SCA shares hit record low amid weak ad market & coronavirus
Southen Cross Austereo shares plunged 12.5% to $0.49 at market close on Thursday, marking the media company’s lowest result on record.
It’s not a complete surprise though, the Australian share market fell 8% after Donald Trump announced a ban on travellers from Europe in response to the spread of coronavirus.
Competitor HT&E, who own and operate Australian Radio Network, had a lift of 1.4% in its share price Thursday to close at $1.45.
Nine Radio, the new owners of Australia’s big talk radio network, also took a beating. Nine‘s shares were down 6.87% to $1.22 at close.
The ASX 200 index lost more than $100 billion at the low point of today’s sell-off, attributable in part to the World Health Organisation declaring the COVID-19 virus a “pandemic”.
In fact, the ABC reports that it was the worst one-day fall since the collapse of investment bank Lehman Brothers in October 2008.
Recent bushfires, the worsening spread of the coronavirus and an already weak advertising market have put a significant strain on the media industry.
Scott Morrison this morning announced a stimulus package to keep the economy running, but its impact on the health of media companies is expected to be minimal.
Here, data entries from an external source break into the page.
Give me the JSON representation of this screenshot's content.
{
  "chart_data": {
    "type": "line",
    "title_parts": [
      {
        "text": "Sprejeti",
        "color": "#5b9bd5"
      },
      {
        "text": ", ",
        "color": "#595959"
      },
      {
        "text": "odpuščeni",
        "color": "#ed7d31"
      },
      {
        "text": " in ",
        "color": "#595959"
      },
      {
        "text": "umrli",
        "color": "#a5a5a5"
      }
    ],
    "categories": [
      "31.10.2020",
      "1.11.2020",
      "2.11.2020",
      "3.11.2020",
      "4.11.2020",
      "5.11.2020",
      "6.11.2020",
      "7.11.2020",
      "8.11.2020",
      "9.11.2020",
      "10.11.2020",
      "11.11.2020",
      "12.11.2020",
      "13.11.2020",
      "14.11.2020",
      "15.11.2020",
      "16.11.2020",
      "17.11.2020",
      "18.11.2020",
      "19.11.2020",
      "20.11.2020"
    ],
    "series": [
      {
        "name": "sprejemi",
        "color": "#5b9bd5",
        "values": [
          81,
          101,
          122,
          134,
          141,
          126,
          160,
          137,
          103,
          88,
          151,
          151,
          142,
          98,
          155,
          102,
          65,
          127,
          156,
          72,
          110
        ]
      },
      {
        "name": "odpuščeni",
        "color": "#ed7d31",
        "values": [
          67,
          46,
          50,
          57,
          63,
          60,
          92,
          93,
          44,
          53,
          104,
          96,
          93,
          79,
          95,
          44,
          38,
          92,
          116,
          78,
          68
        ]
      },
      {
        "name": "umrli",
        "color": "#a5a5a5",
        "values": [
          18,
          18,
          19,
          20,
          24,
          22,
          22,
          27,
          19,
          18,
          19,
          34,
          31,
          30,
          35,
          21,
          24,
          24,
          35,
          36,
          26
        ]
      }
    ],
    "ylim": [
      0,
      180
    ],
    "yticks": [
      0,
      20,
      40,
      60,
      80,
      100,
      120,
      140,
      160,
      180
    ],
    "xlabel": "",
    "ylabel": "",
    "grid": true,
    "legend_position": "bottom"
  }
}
SCA chief executive Grant Blackley (pictured) remained optimistic when talking to investors after releasing mid-year financials last month.
“While advertising market conditions have been difficult, SCA continues to find opportunities to outperform the market,” said Blackley.
“We will ensure our core business is resilient, effective and efficient at delivering compelling content for our audiences and demonstrable positive returns for our advertisers and other business partners.”
After a major cost-cutting spree, Blackley expects SCA to save between $5 million and $10m this year, with a view to investing in “new digital audio products”.
“We conducted a comprehensive and holistic review of our cost base with the stated aim of reducing our group costs, both now and for the future,” added Blackley.
Shares in most media companies also fell hard on Monday (March 9) when the local market recorded its worst slump since the GFC on the back of tumbling oil prices.
HT&E were down 10% on Monday to $1.35, Nine fell 8.4% to $1.30 and SCA slid 7.6% to $0.55.